Sa meilleure amie fit non de la tête
« -Mon père avait une réunion hyper importante, et Maman est au labo pour la semaine, alors…
-Qu'est que qu'il y a dans le panier Edgar ? demanda Arthur en se penchant pour regarder son frère.
Délicatement, le jeune garçon extirpa le chaton du panier et le posa sur ses genoux.
« -Oh ! Il est adorable ! c'est quelle espèce, un plutonien ? s'extasia Layla en lui grattant la tête, comment il s'appelle ?
- Je crois pas qu'on trouve des chats plutoniens en Angleterre, Layla. Pour son nom… je sais pas encore . Vous m'aider à trouver ? »

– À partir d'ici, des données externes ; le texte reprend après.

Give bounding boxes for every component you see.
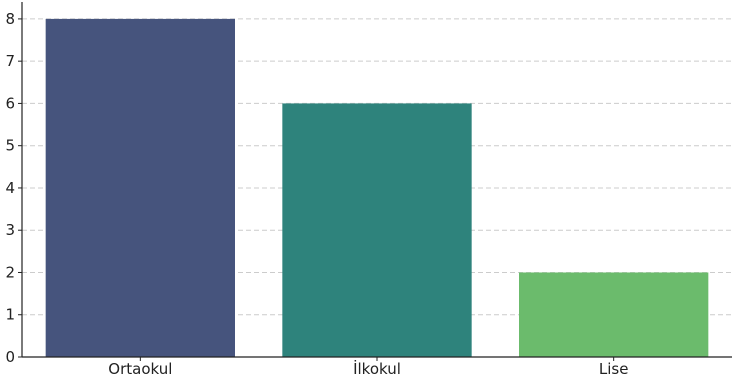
- y-tick-labels: 0 1 2 3 4 5 6 7 8: [5, 10, 15, 366]
- bar-2: [282, 103, 472, 357]
- y-tick-label: 5: [5, 137, 15, 155]
- bar-3: [519, 272, 709, 357]
- y-tick-label: 8: [5, 10, 15, 28]
- x-tick-label: Lise: [599, 360, 629, 378]
- y-tick-label: 0: [5, 348, 15, 366]
- x-tick-label: İlkokul: [353, 359, 401, 378]
- x-tick-label: Ortaokul: [108, 360, 172, 378]
- bar-1: [45, 18, 235, 358]
- x-tick-labels: Ortaokul İlkokul Lise: [108, 359, 628, 378]
- y-tick-label: 2: [5, 263, 15, 281]
- y-tick-label: 4: [5, 179, 15, 197]
- bars: [45, 18, 709, 358]
- y-tick-label: 7: [5, 52, 15, 70]
- axes: [18, 2, 732, 361]
- y-tick-label: 3: [5, 221, 15, 239]
- y-tick-label: 6: [5, 94, 15, 112]
- y-tick-label: 1: [5, 306, 15, 324]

Au bout de deux heures de voyage agrémenté de proposition de nom, de « quand est ce qu'on arrive » et d'un certain nombre de jurons, ils finirent par se garer devant la gare de Kings cross. Manœuvrés par Cora, ils arrivèrent quasiment sans encombre aux quais 9 et 10.
« -Tu sais Cora, je trouve que tu conduis très bien pour une sorcière.
-Par rapport à ce taré bien roux qu'on à doublé à l'entrée de la ville ? Je crois qu'il était à Poudlard en même temps que moi »
Pendues à ses bras, les jumelles s'agitèrent : « Maman ! On peut passer la barrière toutes seules ? »
Cora soupira, « Si vous voulez, mais votre père passe d'abord pour vous attendre. »
Harvey pris Karen dans ses bras. « Aller c'est parti ! lança-t-il d'une voix faussement enjouée.
Après le départ des jumelles, Edgar se tourna vers sa mère. « Arthur et moi on va passer ensemble. Et tu iras avec Layla. ». La jeune fille sursauta et adressa un regard reconnaissant à son ami, qui lui répondit par un clin d'œil. Les deux frères empoignèrent chacun un coté du chariot respirèrent un grand coup et s'élancèrent contre le mur.